In this spirit Wadler dresses up the cafe to allude to a natural elsewhere that is obviously made up. As a matter of fact, the element of farce that is part and parcel of his fantasy is deliberately emphasized on a formal level - those tables look just like what they are, fake monoliths. While above us, the lianas of Hanging Amaranthus take artificiality one step further, inviting generic memories of tacky nightclubs festooned with plastic arboreal props. In this way, Wadler manages to maintain a humorous friction between imagination and its simulation for commercial purposes. Championing this brand of cheap exotic are two chubby bamboo frames hung at the opposite ends of the counter and encasing a pair of specular drawings, each with an enigmatic totem at its centre. These twin altars are meant as the anchoring points of the whole installation and yet play a dubious votive function, at once bold and naïve in its anachronism. Perhaps they take the jungle theme a little too far or anyway too seriously, but eventually they too find their place in the show. At the end of the day, for obvious reasons the whole installation is meant to grow on the audience quite gradually and somewhat at the periphery of vision. Thus, ‘Stonehenge Tetris’ envelops the audience in a decisive but time-consuming way, not unlike a videogame. One ends up waiting for a primitive synthesizer soundtrack à la Donkey Kong to start playing at any time’

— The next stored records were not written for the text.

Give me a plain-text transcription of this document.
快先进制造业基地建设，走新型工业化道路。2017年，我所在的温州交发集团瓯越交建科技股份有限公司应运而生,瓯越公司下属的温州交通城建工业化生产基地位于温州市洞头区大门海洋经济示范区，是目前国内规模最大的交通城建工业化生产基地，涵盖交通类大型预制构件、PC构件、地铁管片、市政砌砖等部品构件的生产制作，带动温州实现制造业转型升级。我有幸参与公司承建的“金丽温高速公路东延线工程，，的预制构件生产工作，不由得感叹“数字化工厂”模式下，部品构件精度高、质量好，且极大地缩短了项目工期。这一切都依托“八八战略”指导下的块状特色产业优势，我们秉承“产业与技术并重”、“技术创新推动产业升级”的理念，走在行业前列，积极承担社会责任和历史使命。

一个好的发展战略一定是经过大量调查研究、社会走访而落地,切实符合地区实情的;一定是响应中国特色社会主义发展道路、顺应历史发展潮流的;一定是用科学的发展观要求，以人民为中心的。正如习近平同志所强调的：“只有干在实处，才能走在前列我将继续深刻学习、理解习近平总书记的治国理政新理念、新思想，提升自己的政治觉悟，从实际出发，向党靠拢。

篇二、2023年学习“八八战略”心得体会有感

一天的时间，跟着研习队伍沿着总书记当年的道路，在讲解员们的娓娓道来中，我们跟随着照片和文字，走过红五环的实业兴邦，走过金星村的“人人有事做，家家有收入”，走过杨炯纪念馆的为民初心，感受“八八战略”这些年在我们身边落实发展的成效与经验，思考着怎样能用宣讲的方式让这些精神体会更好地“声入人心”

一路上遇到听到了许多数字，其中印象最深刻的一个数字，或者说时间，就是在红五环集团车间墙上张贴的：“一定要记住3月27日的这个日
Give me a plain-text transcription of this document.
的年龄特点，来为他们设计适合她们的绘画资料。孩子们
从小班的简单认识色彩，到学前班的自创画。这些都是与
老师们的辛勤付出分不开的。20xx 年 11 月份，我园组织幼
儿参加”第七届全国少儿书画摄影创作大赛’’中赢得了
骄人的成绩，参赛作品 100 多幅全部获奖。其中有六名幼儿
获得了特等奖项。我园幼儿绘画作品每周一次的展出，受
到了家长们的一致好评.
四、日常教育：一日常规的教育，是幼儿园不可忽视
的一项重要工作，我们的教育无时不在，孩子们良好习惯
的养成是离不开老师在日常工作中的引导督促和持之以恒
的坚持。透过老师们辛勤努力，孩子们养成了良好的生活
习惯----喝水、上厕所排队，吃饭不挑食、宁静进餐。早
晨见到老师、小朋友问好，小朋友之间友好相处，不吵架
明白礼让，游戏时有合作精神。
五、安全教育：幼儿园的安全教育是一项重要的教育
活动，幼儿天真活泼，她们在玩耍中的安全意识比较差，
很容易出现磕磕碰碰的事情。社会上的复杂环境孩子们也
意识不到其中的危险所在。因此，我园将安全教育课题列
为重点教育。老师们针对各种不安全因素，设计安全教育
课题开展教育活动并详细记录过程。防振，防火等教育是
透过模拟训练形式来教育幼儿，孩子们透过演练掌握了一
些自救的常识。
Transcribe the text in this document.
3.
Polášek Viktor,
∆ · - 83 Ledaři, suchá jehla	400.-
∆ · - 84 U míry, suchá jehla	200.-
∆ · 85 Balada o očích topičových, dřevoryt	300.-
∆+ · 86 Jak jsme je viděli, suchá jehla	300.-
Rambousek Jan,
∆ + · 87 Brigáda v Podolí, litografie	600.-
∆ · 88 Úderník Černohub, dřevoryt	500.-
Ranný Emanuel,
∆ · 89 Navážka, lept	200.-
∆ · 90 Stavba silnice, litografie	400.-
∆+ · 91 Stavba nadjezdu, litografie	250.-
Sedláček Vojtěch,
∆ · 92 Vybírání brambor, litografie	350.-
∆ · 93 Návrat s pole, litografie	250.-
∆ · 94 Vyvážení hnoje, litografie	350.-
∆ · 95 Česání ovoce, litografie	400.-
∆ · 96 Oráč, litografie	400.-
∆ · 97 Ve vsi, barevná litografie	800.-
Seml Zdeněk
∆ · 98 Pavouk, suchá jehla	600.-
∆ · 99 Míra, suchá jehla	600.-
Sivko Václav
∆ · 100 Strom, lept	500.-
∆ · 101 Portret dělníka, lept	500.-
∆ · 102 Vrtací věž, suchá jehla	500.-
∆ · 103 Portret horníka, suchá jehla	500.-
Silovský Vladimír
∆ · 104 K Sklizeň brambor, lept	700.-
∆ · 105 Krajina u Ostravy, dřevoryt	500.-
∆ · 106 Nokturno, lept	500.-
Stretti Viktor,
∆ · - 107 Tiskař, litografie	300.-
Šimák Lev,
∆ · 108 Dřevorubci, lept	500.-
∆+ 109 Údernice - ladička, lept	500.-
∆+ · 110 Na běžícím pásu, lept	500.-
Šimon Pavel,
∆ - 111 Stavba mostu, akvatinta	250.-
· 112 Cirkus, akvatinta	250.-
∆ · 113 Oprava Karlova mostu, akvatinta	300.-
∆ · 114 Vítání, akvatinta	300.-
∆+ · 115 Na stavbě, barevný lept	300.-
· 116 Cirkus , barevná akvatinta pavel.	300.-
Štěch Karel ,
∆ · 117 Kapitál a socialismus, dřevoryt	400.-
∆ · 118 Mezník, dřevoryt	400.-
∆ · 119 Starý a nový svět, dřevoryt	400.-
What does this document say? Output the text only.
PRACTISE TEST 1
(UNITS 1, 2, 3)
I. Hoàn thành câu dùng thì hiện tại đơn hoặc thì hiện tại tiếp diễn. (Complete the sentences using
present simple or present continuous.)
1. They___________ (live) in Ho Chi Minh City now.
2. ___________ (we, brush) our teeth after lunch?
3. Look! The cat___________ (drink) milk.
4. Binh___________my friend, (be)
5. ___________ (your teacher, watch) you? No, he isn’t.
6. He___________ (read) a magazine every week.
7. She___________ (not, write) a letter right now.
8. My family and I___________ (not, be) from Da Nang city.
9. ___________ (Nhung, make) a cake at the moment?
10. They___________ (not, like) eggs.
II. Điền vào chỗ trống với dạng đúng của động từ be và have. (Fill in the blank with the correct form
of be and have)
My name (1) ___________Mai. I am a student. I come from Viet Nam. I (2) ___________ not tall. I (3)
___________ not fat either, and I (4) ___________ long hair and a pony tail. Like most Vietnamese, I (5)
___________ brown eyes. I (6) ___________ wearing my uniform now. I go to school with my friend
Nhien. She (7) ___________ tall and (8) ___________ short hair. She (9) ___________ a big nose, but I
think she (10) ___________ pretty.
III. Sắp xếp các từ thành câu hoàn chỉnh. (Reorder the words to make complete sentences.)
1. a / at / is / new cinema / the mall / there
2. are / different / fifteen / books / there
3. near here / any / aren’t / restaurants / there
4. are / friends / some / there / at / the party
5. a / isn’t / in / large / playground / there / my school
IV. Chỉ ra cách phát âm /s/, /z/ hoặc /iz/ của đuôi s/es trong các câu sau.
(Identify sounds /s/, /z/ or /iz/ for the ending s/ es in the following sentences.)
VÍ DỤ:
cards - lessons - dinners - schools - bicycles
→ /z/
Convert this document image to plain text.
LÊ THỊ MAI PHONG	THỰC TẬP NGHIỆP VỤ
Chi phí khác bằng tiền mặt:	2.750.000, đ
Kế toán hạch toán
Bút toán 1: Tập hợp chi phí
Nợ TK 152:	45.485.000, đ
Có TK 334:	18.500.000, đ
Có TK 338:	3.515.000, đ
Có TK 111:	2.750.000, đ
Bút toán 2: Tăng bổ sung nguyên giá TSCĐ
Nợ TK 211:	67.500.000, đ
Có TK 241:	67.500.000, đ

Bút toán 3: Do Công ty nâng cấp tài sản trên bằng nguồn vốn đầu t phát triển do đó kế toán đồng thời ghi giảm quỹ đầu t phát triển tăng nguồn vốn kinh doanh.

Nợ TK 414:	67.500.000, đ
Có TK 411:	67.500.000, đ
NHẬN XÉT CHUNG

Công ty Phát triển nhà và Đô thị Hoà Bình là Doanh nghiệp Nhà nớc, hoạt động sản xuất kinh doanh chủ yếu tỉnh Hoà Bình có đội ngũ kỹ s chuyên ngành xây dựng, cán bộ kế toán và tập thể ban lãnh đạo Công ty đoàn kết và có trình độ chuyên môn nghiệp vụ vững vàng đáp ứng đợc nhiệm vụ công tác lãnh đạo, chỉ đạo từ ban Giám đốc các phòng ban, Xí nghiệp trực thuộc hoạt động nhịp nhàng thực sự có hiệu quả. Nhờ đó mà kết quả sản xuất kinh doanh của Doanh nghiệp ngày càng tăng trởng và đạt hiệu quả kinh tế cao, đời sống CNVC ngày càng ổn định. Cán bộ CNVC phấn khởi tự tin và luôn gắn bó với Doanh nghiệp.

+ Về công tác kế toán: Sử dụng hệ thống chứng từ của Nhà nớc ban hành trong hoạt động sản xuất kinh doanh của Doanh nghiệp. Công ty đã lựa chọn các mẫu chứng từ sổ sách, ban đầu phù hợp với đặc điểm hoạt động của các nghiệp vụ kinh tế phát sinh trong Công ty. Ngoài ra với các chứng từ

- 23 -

On my way out, I was left to wonder why, of all places, the jungle. Originally, Ben Wadler’s preferred landscape was the desert, a topography that populated his imagination since childhood. For years, it occupied his drawings with its emptiness. But more recently this scenario became ‘jungalized’ in the artist’s mind, with humidity and green stuff taking over the dryness. As if the desert belonged to a past generation, to the psychedelic dreams of the 1960s-70s, and the messiness of the jungle would resonate with our time. This analogy is all the more convincing when the natural is presented only as decoration, as if its autonomy had completely lost appeal. Wadler’s jungle is not a banal escape exit from civilization then, but a caricature of the very fantasy of flight, which in ‘Stonehenge Tetris’ is inextricably tied to commerce. Ultimately, what is most compelling is the artist’s ability to navigate the waters of consumption and entertainment without feeding us escapism or cursory resistance, but instead replaying their particular mechanisms of mystification so as to leave us alone to decide whether we like it or not.